Apache Lucene is the open-sourced search library that powers OpenSearch and many search applications large and small.
We start the meeting with a Lucene learning topic or Q&A session. In the second half of the meeting, we review recent developments in Apache Lucene and discuss their potential impact to OpenSearch, with a particular focus on new and exciting Lucene features that we can (and should) expose through OpenSearch. Since some changes require a deep dive to fully understand, we sometimes ask participants to volunteer for “homework” to dig deeper into changes and report back for the next meeting.
Standing Agenda:
Welcome / introduction (5 minutes)
Lucene learning series - someone will either present a Lucene-related talk or we will do Lucene Q&A (20 minutes, recorded)
Review assigned issues from last time (10 minutes)
Review new Lucene changes and assign homework (20 minutes)
By joining the OpenSearch Lucene Study Group Meeting, you grant OpenSearch, and our affiliates the right to record, film, photograph, and capture your voice and image during the OpenSearch Community Meeting (the “Recordings”). You grant to us an irrevocable, nonexclusive, perpetual, worldwide, royalty-free right and license to use, reproduce, modify, distribute, and translate, for any purpose, all or any part of the Recordings and Your Materials. For example, we may distribute Recordings or snippets of Recordings via our social media outlets.
Add support for the final release of Java foreign memory API in Java 22 (and later). Lucene's MMapDirectory will now mmap Lucene indexes in chunks of 16 GiB (instead of 1 GiB) starting from Java 19. Indexes closed while queries are running can no longer crash the JVM. Support for vectorized implementations of VectorUtil based on jdk.incubator.vector APIs was added for exactly Java 22. Therefore, applications started with command line parameter "java --add-modules jdk.incubator.vector" will automatically use the new vectorized implementations if running on a supported platform (Java 20/21/22 on x86 CPUs with AVX2 or later or ARM NEON CPUs). This is an opt-in feature and requires explicit Java command line flag! When enabled, Lucene logs a notice using java.util.logging. Please test thoroughly and report bugs/slowness to Lucene's mailing list.

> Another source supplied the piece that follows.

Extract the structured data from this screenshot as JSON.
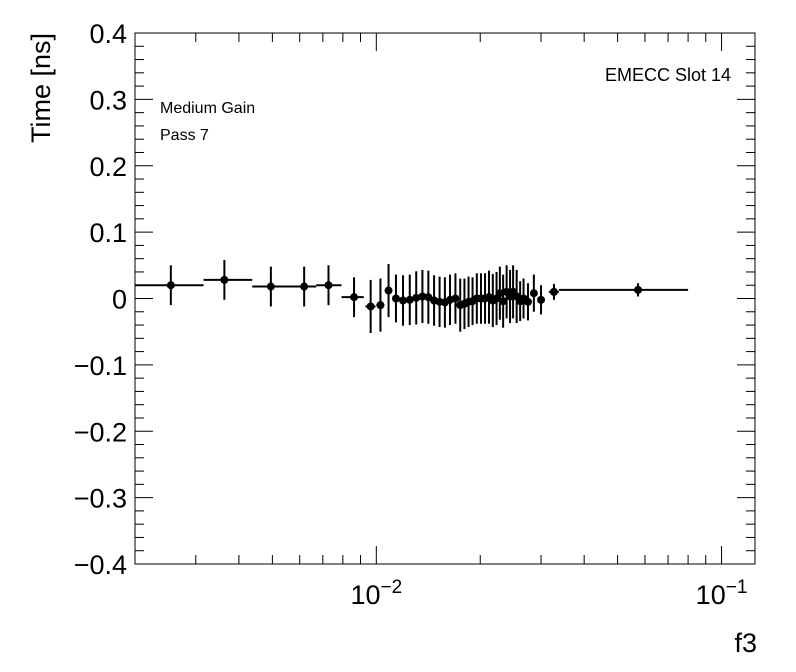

Use native byte order varhandles to spare CPU's byte swapping. Tests are running with random byte order to ensure that the order does not affect correctness of code. Native order was enabled for LZ4 compression.
Uwe’s changes: Project panama changes to support NMA APIs. Remote Store in OpenSearch not necessarily impacted by this change. Support for Neural Search in OpenSearch using Vector APIs to be incubated in 2.12.